I am pleased to welcome Dr. Tobi Amosun as a guest today on Postpartum Progress. I met her recently when I went to the Type A Mom conference. If you're on Twitter, you might recognize her as @drbabymamadrama, which is also the name of her website. Dr. Amosun is a pediatrician, so she knows of what she speaks.

Sometimes the diagnosis of postpartum depression (PPD) is obvious.

A few months ago I walked into a patient room and I knew there was something off. There was a palpable air of desperation and heaviness in the room and I knew when I looked into mom’s flat eyes that things were not good. It was as if the invisible cord of emotional connection between a mother and child had been severed. Usually when I am seeing a newborn for the first post-hospital visit, I expect the mother to be one of three options:

A) The mom makes it look like she has a new baby every week and everything is under control. Baby is perfectly dressed in a cute outfit, Mom is in her skinny jeans.
B) Mom is appropriately exhausted (read: dark under eye circles) and a little overwhelmed but seems to be keeping it together as best she can. Baby still dressed in a cute outfit. (FYI, this was me after my daughter was born.)
C) Mom is depressed.

This mom was definitely letter C. She had been on various medications before, during and after pregnancy. I was worried enough about her that I called them several times later that week to see how things were going. She thankfully was getting medication and counseling through her OB and psychiatrist.

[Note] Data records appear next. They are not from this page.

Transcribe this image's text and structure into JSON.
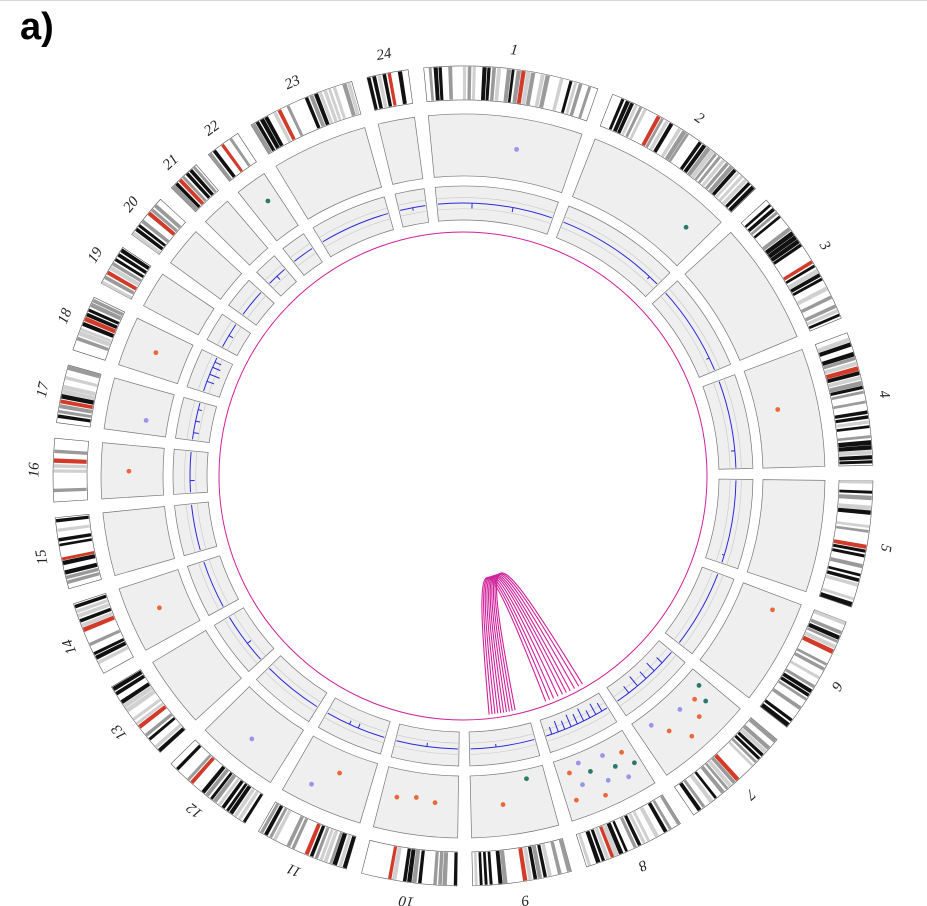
{
  "figure": {
    "panel_label": "a)",
    "chromosomes": [
      "1",
      "2",
      "3",
      "4",
      "5",
      "6",
      "7",
      "8",
      "9",
      "10",
      "11",
      "12",
      "13",
      "14",
      "15",
      "16",
      "17",
      "18",
      "19",
      "20",
      "21",
      "22",
      "23",
      "24"
    ]
  },
  "colors": {
    "band_black": "#111111",
    "band_grey": "#9a9a9a",
    "band_light": "#d0d0d0",
    "band_red": "#d23b2a",
    "track_bg": "#efefef",
    "track_border": "#777777",
    "dot_orange": "#e86a3a",
    "dot_violet": "#9b95e8",
    "dot_teal": "#2a7a6a",
    "line_blue": "#2a2ad8",
    "link_magenta": "#d0209a"
  },
  "chart_data": {
    "type": "circos",
    "chromosomes": [
      {
        "name": "1",
        "size": 249
      },
      {
        "name": "2",
        "size": 243
      },
      {
        "name": "3",
        "size": 198
      },
      {
        "name": "4",
        "size": 191
      },
      {
        "name": "5",
        "size": 181
      },
      {
        "name": "6",
        "size": 171
      },
      {
        "name": "7",
        "size": 159
      },
      {
        "name": "8",
        "size": 146
      },
      {
        "name": "9",
        "size": 141
      },
      {
        "name": "10",
        "size": 136
      },
      {
        "name": "11",
        "size": 135
      },
      {
        "name": "12",
        "size": 134
      },
      {
        "name": "13",
        "size": 115
      },
      {
        "name": "14",
        "size": 107
      },
      {
        "name": "15",
        "size": 102
      },
      {
        "name": "16",
        "size": 90
      },
      {
        "name": "17",
        "size": 83
      },
      {
        "name": "18",
        "size": 80
      },
      {
        "name": "19",
        "size": 59
      },
      {
        "name": "20",
        "size": 64
      },
      {
        "name": "21",
        "size": 48
      },
      {
        "name": "22",
        "size": 51
      },
      {
        "name": "23",
        "size": 155
      },
      {
        "name": "24",
        "size": 59
      }
    ],
    "dots": [
      {
        "chr": "1",
        "pos": 0.6,
        "level": 0.5,
        "color": "violet"
      },
      {
        "chr": "2",
        "pos": 0.85,
        "level": 0.55,
        "color": "teal"
      },
      {
        "chr": "4",
        "pos": 0.45,
        "level": 0.35,
        "color": "orange"
      },
      {
        "chr": "6",
        "pos": 0.15,
        "level": 0.6,
        "color": "orange"
      },
      {
        "chr": "7",
        "pos": 0.1,
        "level": 0.25,
        "color": "teal"
      },
      {
        "chr": "7",
        "pos": 0.18,
        "level": 0.5,
        "color": "teal"
      },
      {
        "chr": "7",
        "pos": 0.25,
        "level": 0.35,
        "color": "orange"
      },
      {
        "chr": "7",
        "pos": 0.35,
        "level": 0.6,
        "color": "orange"
      },
      {
        "chr": "7",
        "pos": 0.45,
        "level": 0.3,
        "color": "violet"
      },
      {
        "chr": "7",
        "pos": 0.55,
        "level": 0.75,
        "color": "orange"
      },
      {
        "chr": "7",
        "pos": 0.7,
        "level": 0.45,
        "color": "orange"
      },
      {
        "chr": "7",
        "pos": 0.82,
        "level": 0.2,
        "color": "violet"
      },
      {
        "chr": "8",
        "pos": 0.08,
        "level": 0.55,
        "color": "teal"
      },
      {
        "chr": "8",
        "pos": 0.15,
        "level": 0.3,
        "color": "orange"
      },
      {
        "chr": "8",
        "pos": 0.22,
        "level": 0.7,
        "color": "violet"
      },
      {
        "chr": "8",
        "pos": 0.3,
        "level": 0.45,
        "color": "teal"
      },
      {
        "chr": "8",
        "pos": 0.38,
        "level": 0.2,
        "color": "violet"
      },
      {
        "chr": "8",
        "pos": 0.45,
        "level": 0.6,
        "color": "violet"
      },
      {
        "chr": "8",
        "pos": 0.55,
        "level": 0.8,
        "color": "orange"
      },
      {
        "chr": "8",
        "pos": 0.6,
        "level": 0.35,
        "color": "teal"
      },
      {
        "chr": "8",
        "pos": 0.7,
        "level": 0.15,
        "color": "violet"
      },
      {
        "chr": "8",
        "pos": 0.75,
        "level": 0.5,
        "color": "violet"
      },
      {
        "chr": "8",
        "pos": 0.85,
        "level": 0.25,
        "color": "orange"
      },
      {
        "chr": "8",
        "pos": 0.88,
        "level": 0.7,
        "color": "orange"
      },
      {
        "chr": "9",
        "pos": 0.25,
        "level": 0.15,
        "color": "teal"
      },
      {
        "chr": "9",
        "pos": 0.6,
        "level": 0.5,
        "color": "orange"
      },
      {
        "chr": "10",
        "pos": 0.3,
        "level": 0.45,
        "color": "orange"
      },
      {
        "chr": "10",
        "pos": 0.55,
        "level": 0.4,
        "color": "orange"
      },
      {
        "chr": "10",
        "pos": 0.8,
        "level": 0.45,
        "color": "orange"
      },
      {
        "chr": "11",
        "pos": 0.45,
        "level": 0.35,
        "color": "orange"
      },
      {
        "chr": "11",
        "pos": 0.72,
        "level": 0.7,
        "color": "violet"
      },
      {
        "chr": "12",
        "pos": 0.5,
        "level": 0.6,
        "color": "violet"
      },
      {
        "chr": "14",
        "pos": 0.5,
        "level": 0.5,
        "color": "orange"
      },
      {
        "chr": "16",
        "pos": 0.5,
        "level": 0.55,
        "color": "orange"
      },
      {
        "chr": "17",
        "pos": 0.3,
        "level": 0.35,
        "color": "violet"
      },
      {
        "chr": "18",
        "pos": 0.5,
        "level": 0.5,
        "color": "orange"
      },
      {
        "chr": "22",
        "pos": 0.6,
        "level": 0.6,
        "color": "teal"
      }
    ],
    "line_spikes": [
      {
        "chr": "1",
        "pos": 0.3,
        "value": 0.35
      },
      {
        "chr": "1",
        "pos": 0.65,
        "value": 0.3
      },
      {
        "chr": "2",
        "pos": 0.9,
        "value": 0.2
      },
      {
        "chr": "3",
        "pos": 0.85,
        "value": 0.2
      },
      {
        "chr": "4",
        "pos": 0.8,
        "value": 0.25
      },
      {
        "chr": "5",
        "pos": 0.9,
        "value": 0.15
      },
      {
        "chr": "8",
        "pos": 0.1,
        "value": 0.6
      },
      {
        "chr": "8",
        "pos": 0.2,
        "value": 0.8
      },
      {
        "chr": "8",
        "pos": 0.3,
        "value": 0.55
      },
      {
        "chr": "8",
        "pos": 0.4,
        "value": 0.9
      },
      {
        "chr": "8",
        "pos": 0.5,
        "value": 0.7
      },
      {
        "chr": "8",
        "pos": 0.6,
        "value": 0.85
      },
      {
        "chr": "8",
        "pos": 0.7,
        "value": 0.6
      },
      {
        "chr": "8",
        "pos": 0.8,
        "value": 0.75
      },
      {
        "chr": "8",
        "pos": 0.9,
        "value": 0.5
      },
      {
        "chr": "7",
        "pos": 0.2,
        "value": 0.5
      },
      {
        "chr": "7",
        "pos": 0.35,
        "value": 0.7
      },
      {
        "chr": "7",
        "pos": 0.5,
        "value": 0.6
      },
      {
        "chr": "7",
        "pos": 0.65,
        "value": 0.8
      },
      {
        "chr": "7",
        "pos": 0.8,
        "value": 0.55
      },
      {
        "chr": "9",
        "pos": 0.6,
        "value": 0.2
      },
      {
        "chr": "10",
        "pos": 0.5,
        "value": 0.25
      },
      {
        "chr": "11",
        "pos": 0.45,
        "value": 0.3
      },
      {
        "chr": "11",
        "pos": 0.6,
        "value": 0.25
      },
      {
        "chr": "13",
        "pos": 0.4,
        "value": 0.3
      },
      {
        "chr": "16",
        "pos": 0.3,
        "value": 0.3
      },
      {
        "chr": "17",
        "pos": 0.2,
        "value": 0.35
      },
      {
        "chr": "17",
        "pos": 0.5,
        "value": 0.3
      },
      {
        "chr": "17",
        "pos": 0.8,
        "value": 0.25
      },
      {
        "chr": "18",
        "pos": 0.3,
        "value": 0.5
      },
      {
        "chr": "18",
        "pos": 0.5,
        "value": 0.7
      },
      {
        "chr": "18",
        "pos": 0.7,
        "value": 0.55
      },
      {
        "chr": "18",
        "pos": 0.85,
        "value": 0.45
      },
      {
        "chr": "19",
        "pos": 0.5,
        "value": 0.3
      },
      {
        "chr": "21",
        "pos": 0.5,
        "value": 0.3
      },
      {
        "chr": "24",
        "pos": 0.5,
        "value": 0.2
      }
    ],
    "links": [
      {
        "from": "8",
        "from_pos": 0.15,
        "to": "9",
        "to_pos": 0.2
      },
      {
        "from": "8",
        "from_pos": 0.22,
        "to": "9",
        "to_pos": 0.25
      },
      {
        "from": "8",
        "from_pos": 0.3,
        "to": "9",
        "to_pos": 0.3
      },
      {
        "from": "8",
        "from_pos": 0.38,
        "to": "9",
        "to_pos": 0.35
      },
      {
        "from": "8",
        "from_pos": 0.45,
        "to": "9",
        "to_pos": 0.4
      },
      {
        "from": "8",
        "from_pos": 0.52,
        "to": "9",
        "to_pos": 0.45
      },
      {
        "from": "8",
        "from_pos": 0.6,
        "to": "9",
        "to_pos": 0.5
      },
      {
        "from": "8",
        "from_pos": 0.68,
        "to": "9",
        "to_pos": 0.55
      },
      {
        "from": "8",
        "from_pos": 0.75,
        "to": "9",
        "to_pos": 0.6
      },
      {
        "from": "8",
        "from_pos": 0.82,
        "to": "9",
        "to_pos": 0.65
      }
    ]
  }
}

Unfortunately, though, the majority of moms suffering from PPD are not that obvious. Some — strike that, MOST — moms have a great ability to mask what is really going on. You put on a happy face so that people see what they expect they should see. How are you doing? "Fine! Things are great… baby’s great! We’re all just great …" Whereas the truth is you would do anything up to and including selling your child to a band of juggling pink ponies to get a decent amount of sleep. Or a shower. And to feel better.

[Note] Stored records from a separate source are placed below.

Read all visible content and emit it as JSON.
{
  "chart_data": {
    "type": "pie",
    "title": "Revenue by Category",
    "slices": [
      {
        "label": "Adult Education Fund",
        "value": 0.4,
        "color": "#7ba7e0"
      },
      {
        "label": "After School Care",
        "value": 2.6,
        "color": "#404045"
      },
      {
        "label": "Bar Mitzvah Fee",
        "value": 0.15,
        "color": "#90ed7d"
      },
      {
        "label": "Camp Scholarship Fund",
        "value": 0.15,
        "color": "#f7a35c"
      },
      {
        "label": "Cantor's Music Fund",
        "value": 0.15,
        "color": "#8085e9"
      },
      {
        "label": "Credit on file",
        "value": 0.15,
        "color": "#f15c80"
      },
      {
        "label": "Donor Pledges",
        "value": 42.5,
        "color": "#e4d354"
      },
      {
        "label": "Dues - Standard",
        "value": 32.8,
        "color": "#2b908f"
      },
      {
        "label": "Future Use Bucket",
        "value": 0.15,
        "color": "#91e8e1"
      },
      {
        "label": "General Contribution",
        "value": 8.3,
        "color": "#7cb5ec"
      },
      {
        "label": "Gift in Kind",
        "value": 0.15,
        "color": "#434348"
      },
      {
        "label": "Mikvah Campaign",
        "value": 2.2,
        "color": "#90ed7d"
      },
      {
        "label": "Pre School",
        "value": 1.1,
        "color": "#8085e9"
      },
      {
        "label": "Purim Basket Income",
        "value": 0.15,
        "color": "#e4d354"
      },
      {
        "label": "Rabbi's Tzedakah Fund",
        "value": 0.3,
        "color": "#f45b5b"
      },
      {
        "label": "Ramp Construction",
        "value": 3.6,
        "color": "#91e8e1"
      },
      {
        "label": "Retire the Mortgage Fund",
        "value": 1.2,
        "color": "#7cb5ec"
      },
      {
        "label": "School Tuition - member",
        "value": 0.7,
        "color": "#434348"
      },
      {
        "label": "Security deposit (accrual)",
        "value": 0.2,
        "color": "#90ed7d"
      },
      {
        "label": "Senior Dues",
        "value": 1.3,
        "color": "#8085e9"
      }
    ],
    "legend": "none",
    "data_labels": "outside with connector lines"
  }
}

I admit that I love to see a happy smiling mom, cooing at her newborn. Who doesn’t? But as a pediatrician, I am usually the first medical professional to see a mom once she is out of the hospital. I often will see a mom at the 1-2 week follow-up, as well as the 1 month visit. For better or for worse, I am also often the first person to point the mom towards seeking help. Although my priority is the child, in pediatrics I often am treating the family as well. For me a “happy mother makes a happy baby” is true. I can’t expect a mother to want to get up and feed her own child when she is having thoughts of suicide or depressive symptoms.

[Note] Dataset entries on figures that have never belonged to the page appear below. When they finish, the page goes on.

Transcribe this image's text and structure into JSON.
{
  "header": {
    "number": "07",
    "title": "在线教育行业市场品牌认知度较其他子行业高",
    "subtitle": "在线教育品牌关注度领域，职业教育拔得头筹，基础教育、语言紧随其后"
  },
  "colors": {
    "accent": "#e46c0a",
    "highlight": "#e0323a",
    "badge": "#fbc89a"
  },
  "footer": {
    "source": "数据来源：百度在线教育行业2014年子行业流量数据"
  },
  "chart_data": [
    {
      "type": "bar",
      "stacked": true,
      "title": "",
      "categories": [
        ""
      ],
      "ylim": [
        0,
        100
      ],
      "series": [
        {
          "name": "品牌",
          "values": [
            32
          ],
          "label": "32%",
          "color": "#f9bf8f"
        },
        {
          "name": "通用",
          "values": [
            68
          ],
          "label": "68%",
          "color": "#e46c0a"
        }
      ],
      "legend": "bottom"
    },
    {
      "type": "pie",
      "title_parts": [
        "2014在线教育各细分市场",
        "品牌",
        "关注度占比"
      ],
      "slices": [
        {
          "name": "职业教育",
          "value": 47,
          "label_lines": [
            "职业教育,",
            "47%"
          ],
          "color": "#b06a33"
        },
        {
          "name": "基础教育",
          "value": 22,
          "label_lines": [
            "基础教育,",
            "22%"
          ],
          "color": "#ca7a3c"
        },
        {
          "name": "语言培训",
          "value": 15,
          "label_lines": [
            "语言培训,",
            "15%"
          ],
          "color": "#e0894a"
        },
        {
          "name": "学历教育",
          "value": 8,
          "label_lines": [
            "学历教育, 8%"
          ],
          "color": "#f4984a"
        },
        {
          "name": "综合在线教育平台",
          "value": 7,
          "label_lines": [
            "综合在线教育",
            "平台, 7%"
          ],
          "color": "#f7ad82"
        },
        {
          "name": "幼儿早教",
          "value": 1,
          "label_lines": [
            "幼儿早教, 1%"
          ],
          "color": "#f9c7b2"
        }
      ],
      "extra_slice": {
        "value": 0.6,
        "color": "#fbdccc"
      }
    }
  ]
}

Here is how a pediatrician should screen for PPD, in my opinion:

1) Go with the gut. If I suspect that a mother is depressed, I will talk to her about it. So much of medicine is about following your instinct and using the art that that exists in science.
2) Screen. This is where the science comes in. Most pediatricians use the Edinburgh screening questionnaire provided by the AAP. http://www.aap.org/en-us/professional-resources/practice-support/quality-improvement/Quality-Improvement-Innovation-Networks/pages/Practicing-Safety-A-Child-Abuse-and-Neglect-Prevention-Improvement-Project.aspx?nfstatus=401&nftoken=00000000-0000-0000-0000-000000000000&nfstatusdescription=ERROR%3a+No+local+token). When scored, a score > 9 or any suicidal ideation means that the mom needs immediate referral for evaluation. I have the moms call their OB or primary practitioner to get them started on medication and/or counseling as indicated. It is considered standard of care to do these screens at the 2- week, 1-month and 2-month check-ups.
3) Get others involved. I have no hesitation asking whoever is in the room with mom when the diagnosis is suspected to step up and take some responsibility. Most of my patient population has family members or friends who can help with the baby. When that fails, I will often suggest resources like churches and home nursing or doulas to get the mother and baby through the roughest first few months.

To the mamas: The diagnosis of PPD is not a failure. At all. It is no more a failure to have a diagnosis of PPD than it is a failure to have a diagnosis of strep throat. This is something that is generally quite treatable, and treatment will improve the quality of interaction with your baby and other loved ones.

Hopefully most pediatricians understand the importance of screening for PPD. If yours doesn’t, ask why not. Pediatricians should know that some sort of postpartum mood change happens in up to 80% of women, PPD occurring 10-20% of the time. As the first line of medical defense we need to be vigilant in screening so as to provide a happy, nurturing environment as early as possible.